Applied Behavioral Analysis services are primarily provided to children diagnosed with autism spectrum disorder. It has become a “huge issue” in Medicaid fraud.

“We see missing records, completely unqualified staff, billing that is inconsistent with authorizations, treatment plans that are not tailored to these members’ needs, and excessive services,” Gay said.

Non-Emergency Medical Transportation provides transportation for patients, often seniors or those with disabilities, to reach medical appointments when they do not require an ambulance.

Schemes in this area involve “ghost rides,” or trips never provided, inflated mileage, billing for toll fees never incurred, and “upcoding”—billing for an expensive specialized vehicle when the patient is actually capable of walking.

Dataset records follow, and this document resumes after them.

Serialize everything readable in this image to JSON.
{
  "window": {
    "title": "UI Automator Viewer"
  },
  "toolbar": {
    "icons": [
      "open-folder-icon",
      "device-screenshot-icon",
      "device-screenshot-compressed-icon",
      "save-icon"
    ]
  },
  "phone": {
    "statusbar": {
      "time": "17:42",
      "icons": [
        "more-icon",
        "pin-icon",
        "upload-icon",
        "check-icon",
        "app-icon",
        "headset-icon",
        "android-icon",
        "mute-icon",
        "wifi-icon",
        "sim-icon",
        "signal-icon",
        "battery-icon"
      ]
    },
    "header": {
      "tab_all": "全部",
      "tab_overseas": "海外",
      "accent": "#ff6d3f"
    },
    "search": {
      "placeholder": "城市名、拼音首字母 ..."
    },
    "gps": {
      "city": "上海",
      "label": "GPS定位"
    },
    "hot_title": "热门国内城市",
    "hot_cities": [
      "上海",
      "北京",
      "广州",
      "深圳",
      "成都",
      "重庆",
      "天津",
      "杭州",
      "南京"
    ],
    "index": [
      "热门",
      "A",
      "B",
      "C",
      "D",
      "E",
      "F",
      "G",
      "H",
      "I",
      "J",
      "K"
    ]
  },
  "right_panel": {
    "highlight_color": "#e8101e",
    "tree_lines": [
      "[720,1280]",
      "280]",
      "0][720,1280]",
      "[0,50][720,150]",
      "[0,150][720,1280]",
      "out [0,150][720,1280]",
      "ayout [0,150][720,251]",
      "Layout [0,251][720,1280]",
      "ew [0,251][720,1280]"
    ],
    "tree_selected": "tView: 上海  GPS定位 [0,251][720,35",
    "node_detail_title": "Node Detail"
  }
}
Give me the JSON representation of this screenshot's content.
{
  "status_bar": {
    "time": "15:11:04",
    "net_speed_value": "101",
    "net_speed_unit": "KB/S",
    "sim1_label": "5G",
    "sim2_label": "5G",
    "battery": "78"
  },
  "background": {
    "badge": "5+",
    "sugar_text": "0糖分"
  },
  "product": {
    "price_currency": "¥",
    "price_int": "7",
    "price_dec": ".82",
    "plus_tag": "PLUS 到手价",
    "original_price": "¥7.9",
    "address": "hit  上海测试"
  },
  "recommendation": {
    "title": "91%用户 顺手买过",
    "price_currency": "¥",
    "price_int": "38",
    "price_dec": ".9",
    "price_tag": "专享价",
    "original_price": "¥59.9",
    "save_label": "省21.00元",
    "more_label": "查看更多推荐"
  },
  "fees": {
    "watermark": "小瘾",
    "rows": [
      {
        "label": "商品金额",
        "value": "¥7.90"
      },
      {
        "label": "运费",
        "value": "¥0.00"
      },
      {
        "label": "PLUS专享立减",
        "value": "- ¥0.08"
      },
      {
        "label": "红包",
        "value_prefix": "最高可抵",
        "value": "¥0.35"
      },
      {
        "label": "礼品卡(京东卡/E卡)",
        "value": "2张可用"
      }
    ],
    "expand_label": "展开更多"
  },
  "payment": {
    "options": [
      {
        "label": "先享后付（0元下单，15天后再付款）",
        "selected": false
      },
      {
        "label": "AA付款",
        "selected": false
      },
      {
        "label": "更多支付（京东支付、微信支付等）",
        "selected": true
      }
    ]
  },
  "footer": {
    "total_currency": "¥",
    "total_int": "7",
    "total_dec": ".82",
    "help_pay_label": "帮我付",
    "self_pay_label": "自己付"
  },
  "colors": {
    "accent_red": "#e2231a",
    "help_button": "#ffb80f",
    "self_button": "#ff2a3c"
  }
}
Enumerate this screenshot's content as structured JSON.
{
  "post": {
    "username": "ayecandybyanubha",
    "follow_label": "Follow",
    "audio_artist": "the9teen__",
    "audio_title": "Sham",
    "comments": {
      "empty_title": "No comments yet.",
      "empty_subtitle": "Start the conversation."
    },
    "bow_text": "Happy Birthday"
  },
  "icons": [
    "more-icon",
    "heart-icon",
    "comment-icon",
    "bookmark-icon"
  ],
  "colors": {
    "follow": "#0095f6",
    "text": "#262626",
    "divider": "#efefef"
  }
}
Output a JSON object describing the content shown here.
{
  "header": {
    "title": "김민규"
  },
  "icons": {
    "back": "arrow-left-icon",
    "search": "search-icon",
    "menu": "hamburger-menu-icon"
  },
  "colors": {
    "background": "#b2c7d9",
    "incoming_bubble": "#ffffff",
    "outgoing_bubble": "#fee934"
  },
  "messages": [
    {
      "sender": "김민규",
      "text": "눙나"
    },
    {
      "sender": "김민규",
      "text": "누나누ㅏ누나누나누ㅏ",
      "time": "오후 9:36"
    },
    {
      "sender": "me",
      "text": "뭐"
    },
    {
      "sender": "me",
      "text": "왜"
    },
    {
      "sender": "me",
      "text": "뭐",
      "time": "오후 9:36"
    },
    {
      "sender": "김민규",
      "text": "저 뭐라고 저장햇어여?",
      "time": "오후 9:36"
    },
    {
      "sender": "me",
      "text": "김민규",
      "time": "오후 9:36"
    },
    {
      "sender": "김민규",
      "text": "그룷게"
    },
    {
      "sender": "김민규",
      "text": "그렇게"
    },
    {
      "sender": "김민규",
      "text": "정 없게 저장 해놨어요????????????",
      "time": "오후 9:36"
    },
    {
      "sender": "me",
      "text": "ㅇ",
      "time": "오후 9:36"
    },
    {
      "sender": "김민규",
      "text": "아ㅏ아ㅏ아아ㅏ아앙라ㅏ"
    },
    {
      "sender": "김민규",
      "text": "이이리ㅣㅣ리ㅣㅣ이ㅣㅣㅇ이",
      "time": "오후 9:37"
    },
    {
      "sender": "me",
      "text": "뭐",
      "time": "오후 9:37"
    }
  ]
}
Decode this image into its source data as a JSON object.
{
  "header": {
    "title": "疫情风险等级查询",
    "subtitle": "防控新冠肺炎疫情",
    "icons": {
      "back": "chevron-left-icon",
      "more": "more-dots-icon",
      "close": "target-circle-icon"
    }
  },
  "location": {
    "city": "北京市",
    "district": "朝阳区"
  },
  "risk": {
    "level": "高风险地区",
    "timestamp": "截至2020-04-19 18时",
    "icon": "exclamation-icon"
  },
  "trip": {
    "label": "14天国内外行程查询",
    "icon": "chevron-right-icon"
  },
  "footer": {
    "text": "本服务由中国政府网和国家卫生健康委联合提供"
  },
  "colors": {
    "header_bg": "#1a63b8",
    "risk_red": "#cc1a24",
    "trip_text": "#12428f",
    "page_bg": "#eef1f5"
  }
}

“I think it is because they’re a one-on-one type service or one on a small group that is difficult to oversee,” Wootton said.

The purpose of the hearing was to examine common fraud schemes in Medicare and Medicaid and the real harm they cause to patients and taxpayers, according to Joyce.

Proposed Solutions


To combat health care fraud, the panel of experts advised moving away from the “pay and chase” model of health care reimbursement, in which the medical necessity of the service is examined after payment is rendered.

Instead, they recommended shifting resources toward earlier verification of medical need to stop fraudulent payments before they occur.

Gay noted that checking a provider’s status once every three years is insufficient to deter bad actors, recommending stronger data management and integration by consolidating billing histories, National Provider Identifier data, and sanctions into one accessible, central platform.

Nuckolls urged the creation of a rapid notification and beneficiary-friendly record correction process to remove fraudulent entries that prevent patients from receiving legitimate care.

To involve patients in detection, Crenshaw and Wootton discussed providing Medicaid recipients with an “explanation of benefits,” which is currently missing in Medicaid, but would allow patients to know what is being billed on their behalf.